Substitute \(u = e^x\) into the equation:

\(4e^{-x} = 4 \cdot \frac{1}{e^x} = \frac{4}{u}\).

The equation becomes \(\frac{4}{u} = 3u + 4\).

Multiply through by \(u\) to clear the fraction:

\(4 = 3u^2 + 4u\).

Rearrange to form a quadratic equation:

\(3u^2 + 4u - 4 = 0\).

Use the quadratic formula \(u = \frac{-b \pm \sqrt{b^2 - 4ac}}{2a}\) where \(a = 3\), \(b = 4\), \(c = -4\):

\(u = \frac{-4 \pm \sqrt{4^2 - 4 \cdot 3 \cdot (-4)}}{2 \cdot 3}\).

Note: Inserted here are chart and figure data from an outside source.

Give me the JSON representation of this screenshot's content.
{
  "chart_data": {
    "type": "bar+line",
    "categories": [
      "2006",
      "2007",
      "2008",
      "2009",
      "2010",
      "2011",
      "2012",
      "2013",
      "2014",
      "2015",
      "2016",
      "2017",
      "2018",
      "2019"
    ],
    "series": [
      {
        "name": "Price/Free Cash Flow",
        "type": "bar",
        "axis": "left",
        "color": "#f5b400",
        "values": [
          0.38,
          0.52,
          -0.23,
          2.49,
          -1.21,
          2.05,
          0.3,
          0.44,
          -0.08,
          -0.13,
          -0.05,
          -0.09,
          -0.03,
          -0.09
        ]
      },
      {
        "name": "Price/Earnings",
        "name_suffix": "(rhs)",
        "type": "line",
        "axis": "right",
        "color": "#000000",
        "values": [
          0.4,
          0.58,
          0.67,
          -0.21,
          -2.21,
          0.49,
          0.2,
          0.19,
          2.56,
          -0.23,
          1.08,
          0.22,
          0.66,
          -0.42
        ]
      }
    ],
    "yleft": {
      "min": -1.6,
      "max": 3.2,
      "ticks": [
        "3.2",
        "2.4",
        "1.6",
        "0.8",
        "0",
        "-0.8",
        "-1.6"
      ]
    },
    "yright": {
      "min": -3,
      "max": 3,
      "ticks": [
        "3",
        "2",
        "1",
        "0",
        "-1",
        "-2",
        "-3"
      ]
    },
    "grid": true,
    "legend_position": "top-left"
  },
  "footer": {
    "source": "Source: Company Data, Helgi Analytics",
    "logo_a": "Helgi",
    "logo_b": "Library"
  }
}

\(u = \frac{-4 \pm \sqrt{16 + 48}}{6}\).

\(u = \frac{-4 \pm \sqrt{64}}{6}\).

\(u = \frac{-4 \pm 8}{6}\).

Solutions for \(u\) are \(u = \frac{4}{6} = \frac{2}{3}\) or \(u = \frac{-12}{6} = -2\).

Since \(u = e^x\) must be positive, we take \(u = \frac{2}{3}\).

Thus, \(e^x = \frac{2}{3}\).

Take the natural logarithm of both sides:

\(x = \ln\left(\frac{2}{3}\right)\).

Calculate \(x\) to 3 significant figures:

\(x \approx -0.405\).